If you feel you need content blocked by robots.txt, you must ask for it. Politely. Some sites may be happy to assist you (ours included). Others may tell you to go away. Either way, if you are running a "good" crawler, you'll have your answer. 

February 15, 2016

OpenWayback - Developing an API for a CDX Server

OpenWayback 2.3.0 was released about a month ago. It was a modest release aimed to fixing a number of bugs and introducing a few minor features. Currently, work is focused on version 3.0.0, which is meant to be a much more impactful release.

Notably, the indexing function is being moved into a separate (bundled) entitiy, called the CDX Server. This will provide a clean separation of concerns between resource resolution and the user interface.

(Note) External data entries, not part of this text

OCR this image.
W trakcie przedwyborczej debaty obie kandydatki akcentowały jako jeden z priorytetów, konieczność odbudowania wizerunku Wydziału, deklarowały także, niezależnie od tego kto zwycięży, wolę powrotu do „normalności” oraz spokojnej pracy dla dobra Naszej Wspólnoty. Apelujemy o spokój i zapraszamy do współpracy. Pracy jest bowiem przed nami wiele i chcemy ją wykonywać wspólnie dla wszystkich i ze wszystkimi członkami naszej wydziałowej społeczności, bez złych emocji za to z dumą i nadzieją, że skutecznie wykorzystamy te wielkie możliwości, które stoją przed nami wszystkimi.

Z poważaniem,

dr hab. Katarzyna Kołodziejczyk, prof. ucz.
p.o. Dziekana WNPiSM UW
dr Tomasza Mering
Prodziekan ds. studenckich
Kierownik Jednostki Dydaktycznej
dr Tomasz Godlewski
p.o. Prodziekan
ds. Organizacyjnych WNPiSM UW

The CDX Server had already been partially implemented. But as work begin on refining that implementation it became clear that we would also need to examine very close the API between these two discreet parts. The API that currently exists is incomplete and at times vague and even, on occasion, contradictory. Existing documentation (or code review) may tell you what can be done, but it fails to shed much light on why you'd do that.

This isn't really surprising for an API that was developed "bottom-up", guided by personal experience and existing (but undocumented!) code requirements. This is pretty typical of what happens when delivering something functional is the first priority. It is a technical debt, but one you may feel is acceptable when delivering a single customer solution.

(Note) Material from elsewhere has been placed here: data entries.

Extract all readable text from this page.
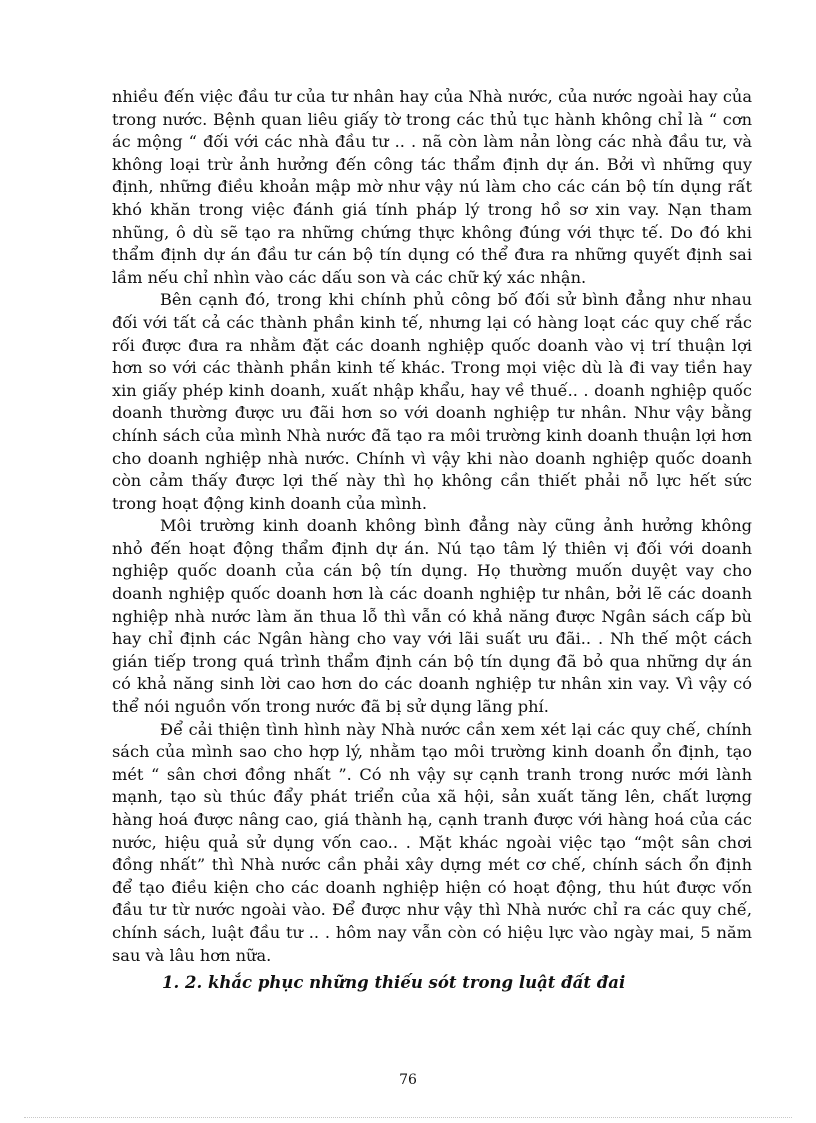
nhiều đến việc đầu tư của tư nhân hay của Nhà nước, của nước ngoài hay của trong nước. Bệnh quan liêu giấy tờ trong các thủ tục hành không chỉ là “ cơn ác mộng “ đối với các nhà đầu tư .. . nã còn làm nản lòng các nhà đầu tư, và không loại trừ ảnh hưởng đến công tác thẩm định dự án. Bởi vì những quy định, những điều khoản mập mờ như vậy nú làm cho các cán bộ tín dụng rất khó khăn trong việc đánh giá tính pháp lý trong hồ sơ xin vay. Nạn tham nhũng, ô dù sẽ tạo ra những chứng thực không đúng với thực tế. Do đó khi thẩm định dự án đầu tư cán bộ tín dụng có thể đưa ra những quyết định sai lầm nếu chỉ nhìn vào các dấu son và các chữ ký xác nhận.

Bên cạnh đó, trong khi chính phủ công bố đối sử bình đẳng như nhau đối với tất cả các thành phần kinh tế, nhưng lại có hàng loạt các quy chế rắc rối được đưa ra nhằm đặt các doanh nghiệp quốc doanh vào vị trí thuận lợi hơn so với các thành phần kinh tế khác. Trong mọi việc dù là đi vay tiền hay xin giấy phép kinh doanh, xuất nhập khẩu, hay về thuế.. . doanh nghiệp quốc doanh thường được ưu đãi hơn so với doanh nghiệp tư nhân. Như vậy bằng chính sách của mình Nhà nước đã tạo ra môi trường kinh doanh thuận lợi hơn cho doanh nghiệp nhà nước. Chính vì vậy khi nào doanh nghiệp quốc doanh còn cảm thấy được lợi thế này thì họ không cần thiết phải nỗ lực hết sức trong hoạt động kinh doanh của mình.

Môi trường kinh doanh không bình đẳng này cũng ảnh hưởng không nhỏ đến hoạt động thẩm định dự án. Nú tạo tâm lý thiên vị đối với doanh nghiệp quốc doanh của cán bộ tín dụng. Họ thường muốn duyệt vay cho doanh nghiệp quốc doanh hơn là các doanh nghiệp tư nhân, bởi lẽ các doanh nghiệp nhà nước làm ăn thua lỗ thì vẫn có khả năng được Ngân sách cấp bù hay chỉ định các Ngân hàng cho vay với lãi suất ưu đãi.. . Nh thế một cách gián tiếp trong quá trình thẩm định cán bộ tín dụng đã bỏ qua những dự án có khả năng sinh lời cao hơn do các doanh nghiệp tư nhân xin vay. Vì vậy có thể nói nguồn vốn trong nước đã bị sử dụng lãng phí.

Để cải thiện tình hình này Nhà nước cần xem xét lại các quy chế, chính sách của mình sao cho hợp lý, nhằm tạo môi trường kinh doanh ổn định, tạo mét “ sân chơi đồng nhất ”. Có nh vậy sự cạnh tranh trong nước mới lành mạnh, tạo sù thúc đẩy phát triển của xã hội, sản xuất tăng lên, chất lượng hàng hoá được nâng cao, giá thành hạ, cạnh tranh được với hàng hoá của các nước, hiệu quả sử dụng vốn cao.. . Mặt khác ngoài việc tạo “một sân chơi đồng nhất” thì Nhà nước cần phải xây dựng mét cơ chế, chính sách ổn định để tạo điều kiện cho các doanh nghiệp hiện có hoạt động, thu hút được vốn đầu tư từ nước ngoài vào. Để được như vậy thì Nhà nước chỉ ra các quy chế, chính sách, luật đầu tư .. . hôm nay vẫn còn có hiệu lực vào ngày mai, 5 năm sau và lâu hơn nữa.

1. 2. khắc phục những thiếu sót trong luật đất đai

76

The problem we face, is that once we push for the CDX server to become the norm, it wont be a single costumer solution. Changes to the API will be painful and, consequently, rare.

So, we've had to step back and examine the API with a critical eye. To do this we've begun to compile a list of use cases that the CDX Server API needs to meet. Some are fairly obvious, others are perhaps more wishful thinking. In between there are a large number of corner cases and essential but non-obvious uses cases that must be addressed.

We welcome and encourage any input on this list. You can do so other be editing the wiki page, by commenting on the relevant issue in our tracker or sending an e-mail to the OpenWayback-dev mailing list.

To be clear, the purpose of this is primarily to ensure that we fully support existing use cases. While we will consider use cases that the current OpenWayback can not handle, they will, necessarily be ascribed a much lower priority.

Hopefully, this will lead to a fairly robust API for a CDX Server. The use cases may also allow us to firm up the API of the wayback URL structure itself. Not only will this serve the OpenWayback project, getting this API rights is very important to facilitate alternative replay tools!

As I said before, we welcome any input you may have on the subject. If you feel unsure of how to become engaged, please feel free to contact me directly.

February 3, 2016

How to SURT IDN domains?

Converting URLs to SURT (Sort-friendly URI Reordering Transform) form has many benefits in web archiving and is widely used when configuring crawlers. Notably, the use of SURT prefixes can be used to easily apply rules to a logical segment of the web.

Thus the SURT prefix:
http://(is,
Will match all domains under the .is TLD.

A bit less known ability is to match against partial domain names. Thus the following SURT prefix:
http://(is,a
Would match all .is domains that begin with the letter a (note that there isn't a comma at the end).

This all works quite well, until you hit Internationalized Domain Names (IDNs). As the original infrastructure of the web does not really support non-ASCII characters, all IDNs are designed so that they can be translated into an ASCII equivalent.

Thus the IDN domain landsbókasafn.is is actually represented using the "punycode" representation xn--landsbkasafn-5hb.is.

When matching SURTs against full domain names (trailing comma), this doesn't really matter. But, when matching against a domain name prefix, you run into an issue. Considering the example above, should landsbókasafn.is match the SURT http://(is,l?

The current implementation (at least in Heritrix's much used SurtPrefixedDecideRule) is to evaluate only the punycode version (so no, but it would match http://(is,x).

This seems potentially limiting and likely to cause confusion.